Certaines églises ont obtenu du même gouvernement togolais des dérogations spéciales qui leur a permis d’officier jusqu’aujourd’hui lundi. Au nom de quoi certaines structures religieuses doivent bénéficier de cette exonération teintée de favoritisme aux dépens des autres? En agissant de la sorte, les autorités elles-mêmes ne se prennent pas au sérieux, et beaucoup vont être tentés de passer outre les interdits.
L’autre action gouvernementale qui sent son ridicule, c’est la fermeture des bars. Une fois de plus, les tenanciers de bars qui ont le malheur d’exercer l’état qui est le leur vont devoir trinquer. C’est à se demander si les bars, et eux seuls, sont les endroits où se propagent la maladie. A se demander si ceux qui nous dirigent ne peuvent imposer leur diktat sans voir les choses par le petit bout de la lorgnette. Car la question des bars mérite de mûres réflexions avant toute action. C’est se tromper lourdement que de croire que les bars constituent les laboratoires mêmes de la maladie à coronavirus. C’est insulter à la personne des tenanciers qui ont déjà montré par le passé qu’ils sont capables de discipline, eux qui ont pour la plupart placé des dispositifs de lavages de main à l’entrée de leurs entreprises, tout en veillant aux autres mesures barrières. Il est vrai qu’avec le temps, beaucoup ont baissé la garde, mais au lieu de fermer littéralement ces lieux qui constituent leurs sources de revenus en participant du même coup de l’économie du pays, l’Etat aurait pu conditionner leur fréquentation à la présentation d’une carte de vaccination. Mais fermer sur un coup de tête au motif que le coronavirus sévit, la ficelle est un peu grosse.
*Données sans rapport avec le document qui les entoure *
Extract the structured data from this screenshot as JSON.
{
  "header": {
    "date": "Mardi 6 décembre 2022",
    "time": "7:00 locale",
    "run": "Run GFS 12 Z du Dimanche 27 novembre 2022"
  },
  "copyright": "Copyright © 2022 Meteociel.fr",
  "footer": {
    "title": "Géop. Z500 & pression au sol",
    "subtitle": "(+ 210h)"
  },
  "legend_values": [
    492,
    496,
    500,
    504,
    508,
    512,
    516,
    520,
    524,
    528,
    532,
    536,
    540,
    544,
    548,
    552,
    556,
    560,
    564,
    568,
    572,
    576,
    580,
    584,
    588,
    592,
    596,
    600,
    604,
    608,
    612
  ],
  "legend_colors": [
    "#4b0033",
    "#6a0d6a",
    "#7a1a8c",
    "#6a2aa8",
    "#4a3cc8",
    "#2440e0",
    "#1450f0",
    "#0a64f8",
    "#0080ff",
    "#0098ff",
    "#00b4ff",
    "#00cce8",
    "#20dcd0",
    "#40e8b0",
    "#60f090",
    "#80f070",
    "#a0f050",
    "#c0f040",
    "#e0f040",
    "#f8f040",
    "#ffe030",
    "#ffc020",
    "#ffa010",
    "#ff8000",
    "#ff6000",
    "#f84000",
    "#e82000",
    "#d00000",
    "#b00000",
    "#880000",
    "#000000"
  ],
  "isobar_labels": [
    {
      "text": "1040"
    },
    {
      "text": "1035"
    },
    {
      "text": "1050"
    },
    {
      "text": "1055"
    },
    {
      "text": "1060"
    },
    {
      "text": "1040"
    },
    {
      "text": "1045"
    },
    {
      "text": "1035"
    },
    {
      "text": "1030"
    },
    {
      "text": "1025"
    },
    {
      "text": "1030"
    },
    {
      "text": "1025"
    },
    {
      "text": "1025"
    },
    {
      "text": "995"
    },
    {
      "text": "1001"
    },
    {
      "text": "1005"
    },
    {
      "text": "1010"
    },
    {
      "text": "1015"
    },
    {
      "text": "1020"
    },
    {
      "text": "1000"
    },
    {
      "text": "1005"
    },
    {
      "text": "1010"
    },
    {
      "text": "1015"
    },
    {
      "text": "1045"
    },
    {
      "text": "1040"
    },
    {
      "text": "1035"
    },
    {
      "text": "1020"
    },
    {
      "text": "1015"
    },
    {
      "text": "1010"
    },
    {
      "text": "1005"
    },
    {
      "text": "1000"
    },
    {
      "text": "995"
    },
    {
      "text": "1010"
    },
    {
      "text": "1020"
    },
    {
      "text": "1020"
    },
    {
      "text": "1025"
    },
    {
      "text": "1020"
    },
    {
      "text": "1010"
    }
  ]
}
L’Etat face à ses propres turpitudes
Ceux-là mêmes qui font la pluie et le beau temps par les temps qui courent, ont été les instruments de l’intenable situation où le pays se trouve plongé. Les dirigeants auront péché par défaut d’anticipation et de réalisme.
Défaut d’anticipation, pour la simple raison que le conseil scientifique n’a pas été assez perspicace pour suggérer au gouvernement de mettre le site de Togo 2000 à la disposition de potentiels malades. Le CHR Lomé Commune débordé, on conduit les patients dans le seul grand hôpital mais aussi le plus mal loti du pays, le Centre Hospitalier Universitaire Sylvanus Olympio. On pouffe de pitié à la seule pensée de voir des malades placés dans un hôpital qui souffre d’un manque proverbial d’infrastructures. Les autorités ne peuvent pas être plus méprisantes. Avec cette gestion chaotique d’une crise humanitaire, on ne peut que conclure que le Togo ne dispose pas de réels dirigeants à sa tête. Que des gens guidés par l’intérêt, le calcul.
Défaut de réalisme : plus d’un an après la survenue du virus en terre togolaise, Faure et sa clique continuent de chercher la formule devant mettre à la disposition de pauvres populations le moindre scanner. L’exécutif dont répond Victoire Dogbé a tellement bien gouverné, qu’il en a oublié l’aspect sanitaire de ceux qu’ils disent gouverner.